Babam 10 km. dayanabilmişti, diye düşündü Perüle. Ardına dönüp, aşağı yukarı ne kadar yürümüş olabileceğini tahmin etmeye çalıştı. 2 km. yi belki biraz geçmişti. Diz boyu karda yürümeye çalışırken, kucağında en az 60 kg. ağırlığında olmalıydı Güldeste hanım. Gördüğü fotoğraflardan hatırladığı, tahmin edebildiği kadarıyla. Bir an nefesi kesildi. Kumrular soğuktan yerlere inmiş, ayaklarının dibinde kafalarını ileri geri oynatıp, hızla adım atabilmek için güç alıyorlardı. Bebek Parkı'nın yarım saatte yağan karla bembeyaz olmuş banklarından birini eliyle temizleyip oturdu. Uzun kaşe paltosuna rağmen kalçalarından bedenine yürüyen ıslak soğuk içini titretti. Deniz koyu gri bir zırhla örtülmüştü. Tek tük motorlar geçiyordu göğsünde derin ve köpüklü izler bırakarak. Şehir hatları daha başlamadı herhalde, diye düşündü Perüle. Saatine bakacak oldu, bu güne dek hiç kullanmadığından neden böyle bir reflekse kapıldığını anlayamadı. Cebinden telefonunu çıkarıp baktı. 09.34. Öteki cebinden çıkardığı sigarasını yakmak için yeteri kadar beklediğine karar verdi. Sabahın körü değildi artık. Göğün gözü açılmıştı, midesinin zırıltısı devam etse de canı sigaradan başka bir şey çekmiyordu. Sıcak nefesine sigaranın dumanı da katılınca, çıkan beyaz izin yoğunluğu odun sobasının bacasından tüten dumanı anımsattı Perüle’ye. Odun sobası nasıl da sıcak olurdu. O geceden sonra Doğubayazıt’taki konakta, üzerine giydiği kat kat hırkaları günler sonra sırtından çıkarabilmişti. O odun sobası bacasından eksilmeyen dumanıyla sabah akşam hiç durmadan yanmıştı.

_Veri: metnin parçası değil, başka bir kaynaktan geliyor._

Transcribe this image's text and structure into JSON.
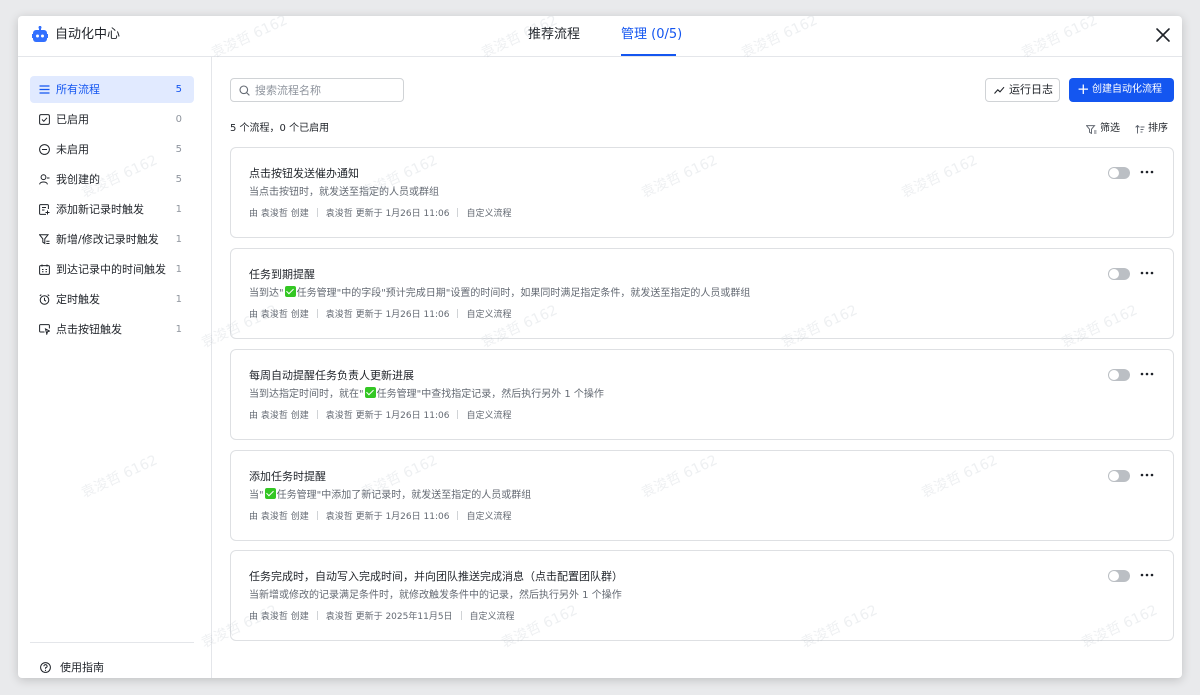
{
  "header": {
    "app_title": "自动化中心",
    "tabs": [
      {
        "label": "推荐流程"
      },
      {
        "label": "管理 (0/5)"
      }
    ]
  },
  "sidebar": {
    "items": [
      {
        "label": "所有流程",
        "count": "5",
        "icon": "list-icon"
      },
      {
        "label": "已启用",
        "count": "0",
        "icon": "check-square-icon"
      },
      {
        "label": "未启用",
        "count": "5",
        "icon": "minus-circle-icon"
      },
      {
        "label": "我创建的",
        "count": "5",
        "icon": "user-icon"
      },
      {
        "label": "添加新记录时触发",
        "count": "1",
        "icon": "add-record-icon"
      },
      {
        "label": "新增/修改记录时触发",
        "count": "1",
        "icon": "filter-edit-icon"
      },
      {
        "label": "到达记录中的时间触发",
        "count": "1",
        "icon": "calendar-icon"
      },
      {
        "label": "定时触发",
        "count": "1",
        "icon": "alarm-clock-icon"
      },
      {
        "label": "点击按钮触发",
        "count": "1",
        "icon": "button-click-icon"
      }
    ],
    "guide_label": "使用指南"
  },
  "toolbar": {
    "search_placeholder": "搜索流程名称",
    "log_label": "运行日志",
    "create_label": "创建自动化流程",
    "summary": "5 个流程，0 个已启用",
    "filter_label": "筛选",
    "sort_label": "排序"
  },
  "flows": [
    {
      "title": "点击按钮发送催办通知",
      "desc_before": "当点击按钮时，就发送至指定的人员或群组",
      "desc_after": "",
      "has_table": false,
      "creator": "由 袁浚哲 创建",
      "updated": "袁浚哲 更新于 1月26日 11:06",
      "type": "自定义流程",
      "enabled": false
    },
    {
      "title": "任务到期提醒",
      "desc_before": "当到达\"",
      "desc_after": "任务管理\"中的字段\"预计完成日期\"设置的时间时，如果同时满足指定条件，就发送至指定的人员或群组",
      "has_table": true,
      "creator": "由 袁浚哲 创建",
      "updated": "袁浚哲 更新于 1月26日 11:06",
      "type": "自定义流程",
      "enabled": false
    },
    {
      "title": "每周自动提醒任务负责人更新进展",
      "desc_before": "当到达指定时间时，就在\"",
      "desc_after": "任务管理\"中查找指定记录，然后执行另外 1 个操作",
      "has_table": true,
      "creator": "由 袁浚哲 创建",
      "updated": "袁浚哲 更新于 1月26日 11:06",
      "type": "自定义流程",
      "enabled": false
    },
    {
      "title": "添加任务时提醒",
      "desc_before": "当\"",
      "desc_after": "任务管理\"中添加了新记录时，就发送至指定的人员或群组",
      "has_table": true,
      "creator": "由 袁浚哲 创建",
      "updated": "袁浚哲 更新于 1月26日 11:06",
      "type": "自定义流程",
      "enabled": false
    },
    {
      "title": "任务完成时，自动写入完成时间，并向团队推送完成消息（点击配置团队群）",
      "desc_before": "当新增或修改的记录满足条件时，就修改触发条件中的记录，然后执行另外 1 个操作",
      "desc_after": "",
      "has_table": false,
      "creator": "由 袁浚哲 创建",
      "updated": "袁浚哲 更新于 2025年11月5日",
      "type": "自定义流程",
      "enabled": false
    }
  ],
  "watermark": "袁浚哲 6162",
  "colors": {
    "accent": "#1456f0",
    "active_bg": "#e1eaff",
    "table_icon": "#34c724",
    "toggle_off": "#bbbfc4"
  }
}
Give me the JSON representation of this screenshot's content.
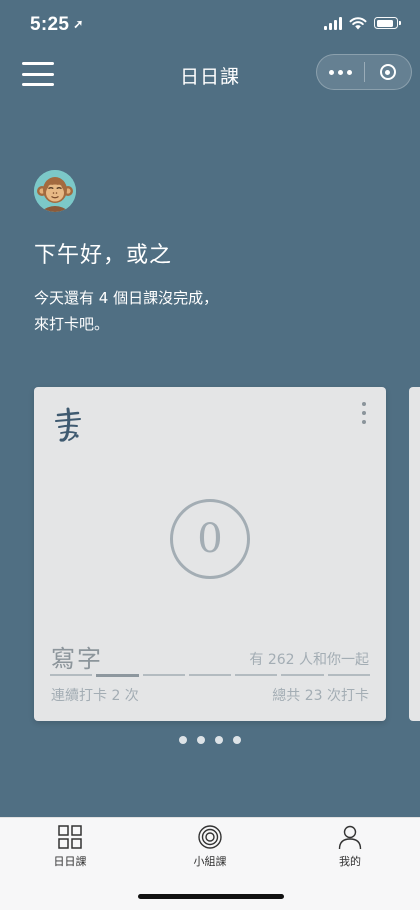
{
  "status_bar": {
    "time": "5:25",
    "battery_level": 0.85
  },
  "nav": {
    "title": "日日課"
  },
  "greeting": "下午好，或之",
  "subtitle_line1": "今天還有 4 個日課沒完成，",
  "subtitle_line2": "來打卡吧。",
  "card": {
    "count": "0",
    "title": "寫字",
    "people": "有 262 人和你一起",
    "streak": "連續打卡 2 次",
    "total": "總共 23 次打卡",
    "progress_filled_segment": 2,
    "progress_segments": 7
  },
  "pagination": {
    "pages": 4,
    "current": 1
  },
  "tabs": [
    {
      "label": "日日課",
      "icon": "grid-icon"
    },
    {
      "label": "小組課",
      "icon": "target-icon"
    },
    {
      "label": "我的",
      "icon": "person-icon"
    }
  ],
  "colors": {
    "background": "#506F83",
    "card": "#E4E5E6",
    "tabbar": "#F7F7F8"
  }
}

Yaz geldiğinde herkes avlulara taşındı. Neşeyle koşan kuzenler, buzları sürahilerde tıngırdayan soğuk limonatalar, bulunan cesetlerin yaktığı yürekleri soğutmak için birebirdi. Perüle çok severmiş limonatayı, yengesi öyle demişti. Annesi içine fesleğen yaprağı koymayı öğretmiş vaktiyle onlara. Biraz da yaban mersini, rengi pembeleşsin diye... Bilmiyordu Perüle. Hiç doğurulmamış, var olmamış gibi hissediyordu. Hayaletler limonata içmezdi ona göre, içemezdi.
Dede yaz sonu kararı verdi. Perüle İstanbul'a, teyzesinin yanına gönderilecekti. Doğubayazıt ona belli ki iyi gelmiyordu. Eski düzenine tam olarak dönmesi mümkün olmasa da, hiç olmazsa aşina olduğu kente, sık sık orada görüştüğü teyzesi ve kuzeni Demet'in yanına gitmesi daha doğru olacaktı.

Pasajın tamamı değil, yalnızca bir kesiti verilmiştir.